Pensare che vi siano nel mondo cervelli deviati per motivi oscuri, in qualche modo ci tranquillizza. Ci dà l’impressione di poter evitare la violenza estrema e allo stesso tempo ci eccita, spingendoci a ossessionarci per le storie di crimini oltre l’umano.
Poi però avvengono omicidi come quelli di Giulia Cecchettin, nei quali il bravo ragazzo si trasforma in un mostro. Dov’è finito il cervello deviato? Come mai nessuno se n’è mai accorto? Per continuare a tranquillizzarci, i criminologi utilizzano il versante comportamentale del cervello distorto, cioè la diagnosi di narcisismo patologico. Un narcisismo subdolo, che si maschera e manipola, che dunque nasconde i segnali della violenza che è in grado di mettere in atto.

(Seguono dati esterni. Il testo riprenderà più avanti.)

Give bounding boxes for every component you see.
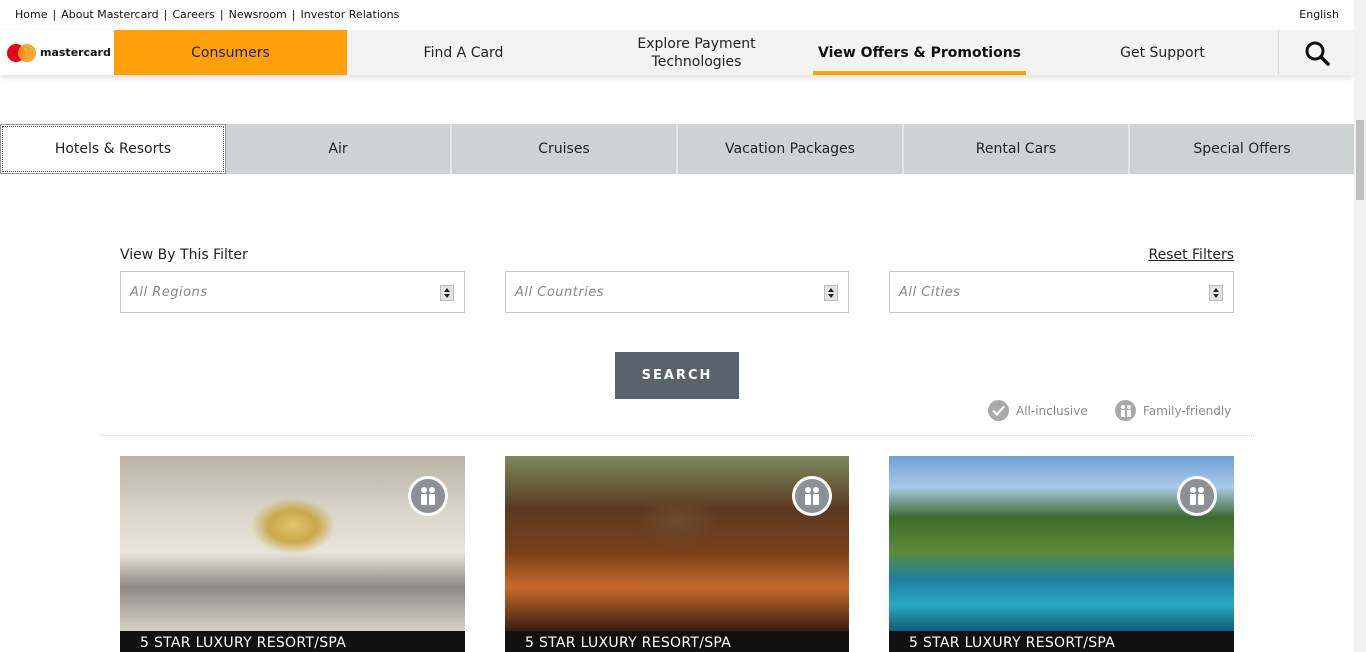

L’analisi psicologica della violenza, però, ci presenta una linea molto più sfumata. La violenza nasce anzitutto da un vissuto recriminatorio, di rivalsa, di possesso dell’altro. Vissuti che viviamo tutti i giorni e contro cui ciascuno di noi lotta quotidianamente. Più che indagare cervelli, allora, è fondamentale comprendere le relazioni e le emozioni che caratterizzano il quotidiano. Se è difficile diventare Dahmer, la cronaca ci dice che non è così impossibile finire come Filippo Turetta. La violenza non è un numero che sfugge alla formula del controllo, ma un modo di stare in relazione, con le sue numerose forme e gli esiti più disparati.